Results: Nine trials were eligible for our study. Only one trial observed the number of patients with a good long-term effect. Four trials recorded adverse effects. We found that baclofen significantly relieved trigeminal neuralgia when compared to placebo. When compared with carbamazepine, there was only a tendency to increase the proportion of people with relief of pain. Although there was no significant difference in the number of patients with pain relief when treated with L-Baclofen compared with racemic baclofen, L-Baclofen produced a significant decrease in the number of attacks of trigeminal neuralgia. The adverse effects with L-Baclofen were also less than those with racemic baclofen. Tizanidine increased the number of patients who improved in pain significantly compared with placebo. But the tendency indicated that the effect of tizanidine was worse than that of carbamazepine. Tocainide had a similar effect as carbamazepine, but the serious side effects restricted its clinical use. Proparacaine hydrochloride 0.5% instillation into the eyes was simple, but no significant effect was apparent when compared with placebo. Pimozide was better in controlling pain than cabamazepine, but adverse effects were common. Only one trial reported the long-term effect of non-antiepileptic drugs. This trial indicated that clomipramine was more effective than amitriptyline in tendency.
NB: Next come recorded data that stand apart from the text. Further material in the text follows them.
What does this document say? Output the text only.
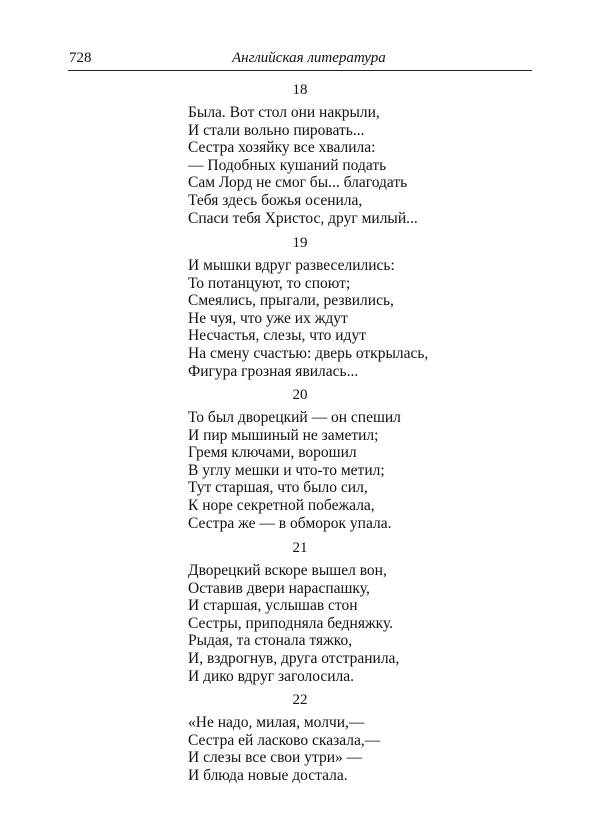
728	Английская литература
18
Была. Вот стол они накрыли,
И стали вольно пировать...
Сестра хозяйку все хвалила:
— Подобных кушаний подать
Сам Лорд не смог бы... благодать
Тебя здесь божья осенила,
Спаси тебя Христос, друг милый...
19
И мышки вдруг развеселились:
То потанцуют, то споют;
Смеялись, прыгали, резвились,
Не чуя, что уже их ждут
Несчастья, слезы, что идут
На смену счастью: дверь открылась,
Фигура грозная явилась...
20
То был дворецкий — он спешил
И пир мышиный не заметил;
Гремя ключами, ворошил
В углу мешки и что-то метил;
Тут старшая, что было сил,
К норе секретной побежала,
Сестра же — в обморок упала.
21
Дворецкий вскоре вышел вон,
Оставив двери нараспашку,
И старшая, услышав стон
Сестры, приподняла бедняжку.
Рыдая, та стонала тяжко,
И, вздрогнув, друга отстранила,
И дико вдруг заголосила.
22
«Не надо, милая, молчи,—
Сестра ей ласково сказала,—
И слезы все свои утри» —
И блюда новые достала.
Conclusions: This review indicates that trials of non-antiepileptic drugs for trigeminal neuralgia are limited by poor methodological quality. No sufficient evidence certifies the efficacy of non-antiepileptic drugs at present. We have no evidence to recommend these non-antiepileptic drugs as routine therapeutics for trigeminal neuralgia. But some drugs such as baclofen, pimozide, tocainide, chlorimipramine have potential. It is necessary to carry out high quality and large sample size RCTs to further ascertain the effect of these drugs. Future trials should improve their design. Measurement tools such as VAS, NRS, VRS, which have good reliability and validity, should be used to assess pain.